The Supreme Court of South Carolina issued a decision Wednesday that should reportedly reduce forum shopping in the state and reign in the rapidly increasing number of cases filed in Judicial Hellhole Hampton County.
In a unanimous decision, the Court adopted the position urged by the American Tort Reform Association (ATRA) in its amicus brief, ruling that a corporate defendant resides where it has an office and agent for the transaction of corporate business. The Supreme Court also reaffirmed a trial court’s traditional discretion to transfer a case when it serves the convenience of witnesses and the interests of justice. The case, originally filed in Hampton County, was remanded to Greenwood County. ATRA was joined by the South Carolina Chamber of Commerce in filing the brief.

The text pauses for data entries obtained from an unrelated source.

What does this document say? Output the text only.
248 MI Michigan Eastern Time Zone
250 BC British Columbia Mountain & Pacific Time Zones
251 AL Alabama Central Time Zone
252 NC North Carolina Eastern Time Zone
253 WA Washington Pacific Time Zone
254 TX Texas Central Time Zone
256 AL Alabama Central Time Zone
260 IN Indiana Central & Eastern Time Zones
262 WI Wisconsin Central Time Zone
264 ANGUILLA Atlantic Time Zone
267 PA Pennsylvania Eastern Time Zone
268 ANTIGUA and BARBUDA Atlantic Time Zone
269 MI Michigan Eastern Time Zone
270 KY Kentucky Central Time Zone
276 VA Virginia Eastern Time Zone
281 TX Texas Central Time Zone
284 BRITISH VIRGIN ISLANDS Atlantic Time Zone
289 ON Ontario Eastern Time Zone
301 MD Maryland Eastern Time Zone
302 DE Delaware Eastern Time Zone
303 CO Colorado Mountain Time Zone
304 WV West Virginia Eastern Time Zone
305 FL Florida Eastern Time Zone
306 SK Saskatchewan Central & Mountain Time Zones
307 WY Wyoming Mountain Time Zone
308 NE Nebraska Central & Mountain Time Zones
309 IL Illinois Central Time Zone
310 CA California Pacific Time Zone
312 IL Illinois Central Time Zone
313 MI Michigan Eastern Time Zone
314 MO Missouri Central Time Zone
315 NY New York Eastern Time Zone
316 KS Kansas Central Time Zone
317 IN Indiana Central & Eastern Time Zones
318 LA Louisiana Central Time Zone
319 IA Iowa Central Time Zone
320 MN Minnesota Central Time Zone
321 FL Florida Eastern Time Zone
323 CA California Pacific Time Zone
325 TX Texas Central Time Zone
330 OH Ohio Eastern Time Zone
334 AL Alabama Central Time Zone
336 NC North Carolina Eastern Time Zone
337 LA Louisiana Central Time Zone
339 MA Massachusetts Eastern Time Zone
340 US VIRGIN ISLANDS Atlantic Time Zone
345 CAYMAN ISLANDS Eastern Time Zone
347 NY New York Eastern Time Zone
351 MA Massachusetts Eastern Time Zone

“We applaud the South Carolina Supreme Court for this monumental decision,” said ATRA President Sherman Joyce. “It will help put an end to personal injury lawyers abusing the state’s lax venue laws by filing lawsuits in jurisdictions that have little or no connection to the case.”

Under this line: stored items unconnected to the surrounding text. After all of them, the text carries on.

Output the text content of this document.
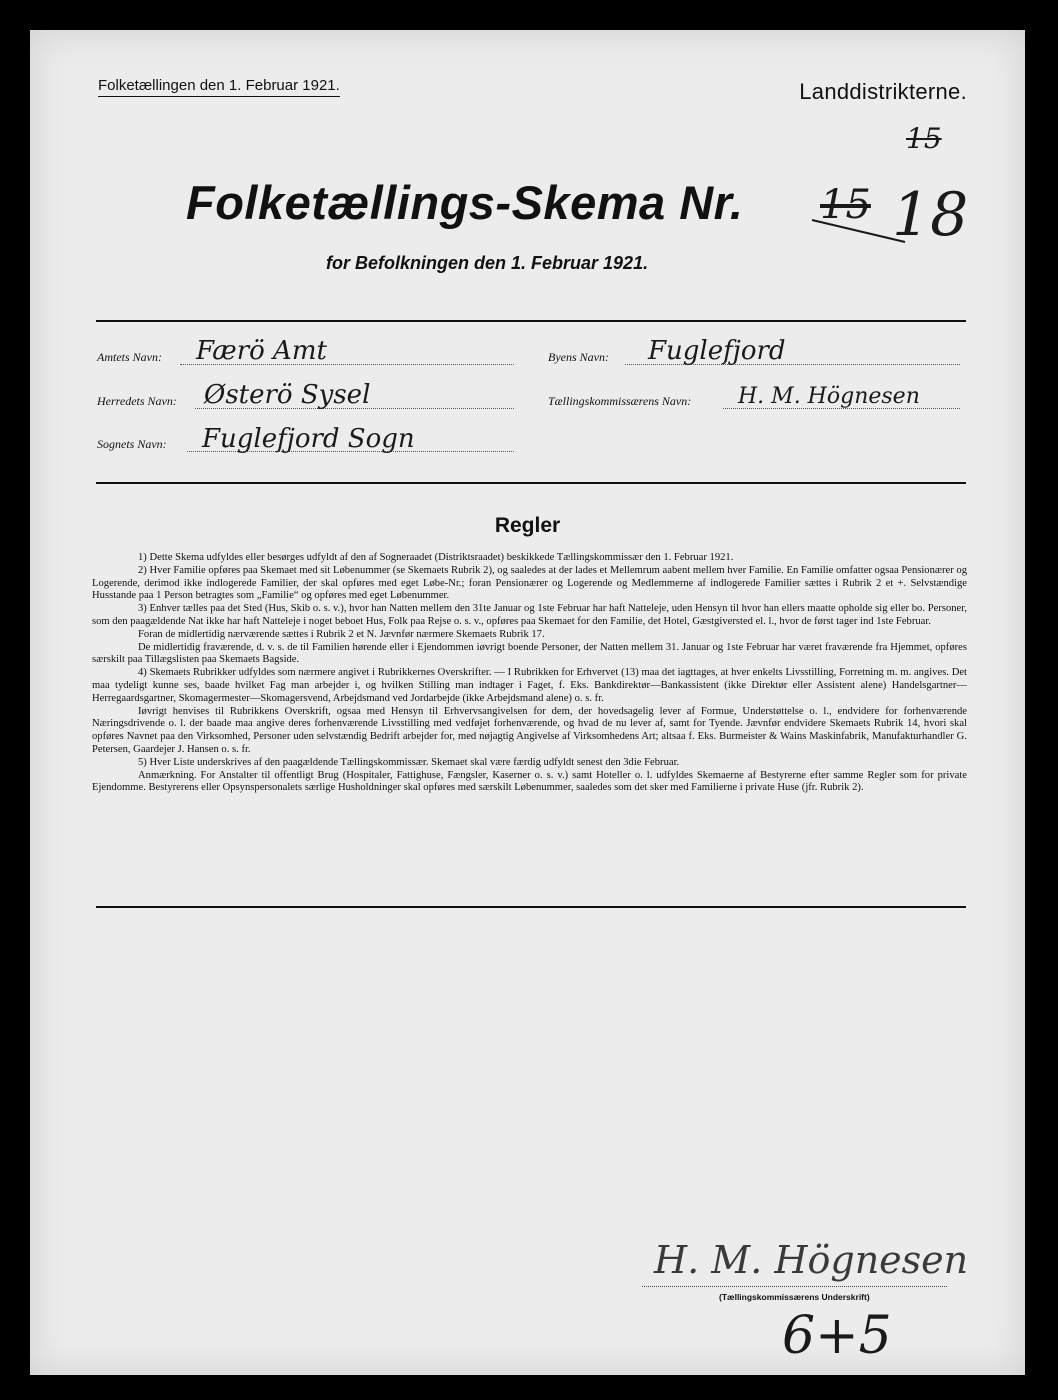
Folketællingen den 1. Februar 1921.	Landdistrikterne.
Folketællings-Skema Nr. 15
15
18
for Befolkningen den 1. Februar 1921.
Amtets Navn: Færö Amt	Byens Navn: Fuglefjord
Herredets Navn: Østerö Sysel	Tællingskommissærens Navn: H. M. Högnesen
Sognets Navn: Fuglefjord Sogn
Regler

1) Dette Skema udfyldes eller besørges udfyldt af den af Sogneraadet (Distriktsraadet) beskikkede Tællingskommissær den 1. Februar 1921.

2) Hver Familie opføres paa Skemaet med sit Løbenummer (se Skemaets Rubrik 2), og saaledes at der lades et Mellemrum aabent mellem hver Familie. En Familie omfatter ogsaa Pensionærer og Logerende, derimod ikke indlogerede Familier, der skal opføres med eget Løbe-Nr.; foran Pensionærer og Logerende og Medlemmerne af indlogerede Familier sættes i Rubrik 2 et +. Selvstændige Husstande paa 1 Person betragtes som „Familie“ og opføres med eget Løbenummer.

3) Enhver tælles paa det Sted (Hus, Skib o. s. v.), hvor han Natten mellem den 31te Januar og 1ste Februar har haft Natteleje, uden Hensyn til hvor han ellers maatte opholde sig eller bo. Personer, som den paagældende Nat ikke har haft Natteleje i noget beboet Hus, Folk paa Rejse o. s. v., opføres paa Skemaet for den Familie, det Hotel, Gæstgiversted el. l., hvor de først tager ind 1ste Februar.

Foran de midlertidig nærværende sættes i Rubrik 2 et N. Jævnfør nærmere Skemaets Rubrik 17.

De midlertidig fraværende, d. v. s. de til Familien hørende eller i Ejendommen iøvrigt boende Personer, der Natten mellem 31. Januar og 1ste Februar har været fraværende fra Hjemmet, opføres særskilt paa Tillægslisten paa Skemaets Bagside.

4) Skemaets Rubrikker udfyldes som nærmere angivet i Rubrikkernes Overskrifter. — I Rubrikken for Erhvervet (13) maa det iagttages, at hver enkelts Livsstilling, Forretning m. m. angives. Det maa tydeligt kunne ses, baade hvilket Fag man arbejder i, og hvilken Stilling man indtager i Faget, f. Eks. Bankdirektør—Bankassistent (ikke Direktør eller Assistent alene) Handelsgartner—Herregaardsgartner, Skomagermester—Skomagersvend, Arbejdsmand ved Jordarbejde (ikke Arbejdsmand alene) o. s. fr.

Iøvrigt henvises til Rubrikkens Overskrift, ogsaa med Hensyn til Erhvervsangivelsen for dem, der hovedsagelig lever af Formue, Understøttelse o. l., endvidere for forhenværende Næringsdrivende o. l. der baade maa angive deres forhenværende Livsstilling med vedføjet forhenværende, og hvad de nu lever af, samt for Tyende. Jævnfør endvidere Skemaets Rubrik 14, hvori skal opføres Navnet paa den Virksomhed, Personer uden selvstændig Bedrift arbejder for, med nøjagtig Angivelse af Virksomhedens Art; altsaa f. Eks. Burmeister & Wains Maskinfabrik, Manufakturhandler G. Petersen, Gaardejer J. Hansen o. s. fr.

5) Hver Liste underskrives af den paagældende Tællingskommissær. Skemaet skal være færdig udfyldt senest den 3die Februar.

Anmærkning. For Anstalter til offentligt Brug (Hospitaler, Fattighuse, Fængsler, Kaserner o. s. v.) samt Hoteller o. l. udfyldes Skemaerne af Bestyrerne efter samme Regler som for private Ejendomme. Bestyrerens eller Opsynspersonalets særlige Husholdninger skal opføres med særskilt Løbenummer, saaledes som det sker med Familierne i private Huse (jfr. Rubrik 2).

H. M. Högnesen
(Tællingskommissærens Underskrift)
6+5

The 2004 Judicial Hellholes report ranked Hampton County the third worst jurisdiction in the United States. Litigation tourists, guided by their personal injury lawyer travel agents, reportedly file their cases in Judicial Hellholes because they know they will receive a favorable award or precedent, or both.
The number of lawsuits filed in Hampton County has reportedly nearly doubled in the last five years. Sixty-seven percent of cases filed in Hampton County in 2002 were filed by residents from other counties and other states.
The case, Whaley v. CSX Transportation Inc., involved a plaintiff, a locomotive engineer, who is a resident of Abbeville County and who alleged he was injured due to heat exposure on his route between Greenwood and Laurens Counties. His employer maintains an office and agent in Greenwood County, Each and every fact witness for both parties lived in Abbeville, Greenwood, or Laurens County, yet Whaley’s lawyer reportedly filed a complaint six counties and 145 miles away in Hampton County.
At issue was the definition of where a defendant “resides” for the purpose of where a lawsuit can be properly filed (venue) in South Carolina. The trial court had relied upon a case applying the language of a now-repealed statute to allow lawsuits to be filed against corporate defendants anywhere they “own property and transact business.” South Carolina trial courts routinely applied this lax interpretation of the venue statute, allowing personal injury lawyers to forum shop even when the facts of the case had no connection to that county.
ATRA has cited venue reform as a critical element to help solve problems in Judicial Hellholes. Reportedly, surveys and other evidence have repeatedly indicated that the misinterpretation of South Carolina’s venue law now corrected by the Supreme Court was a deterrent to economic development.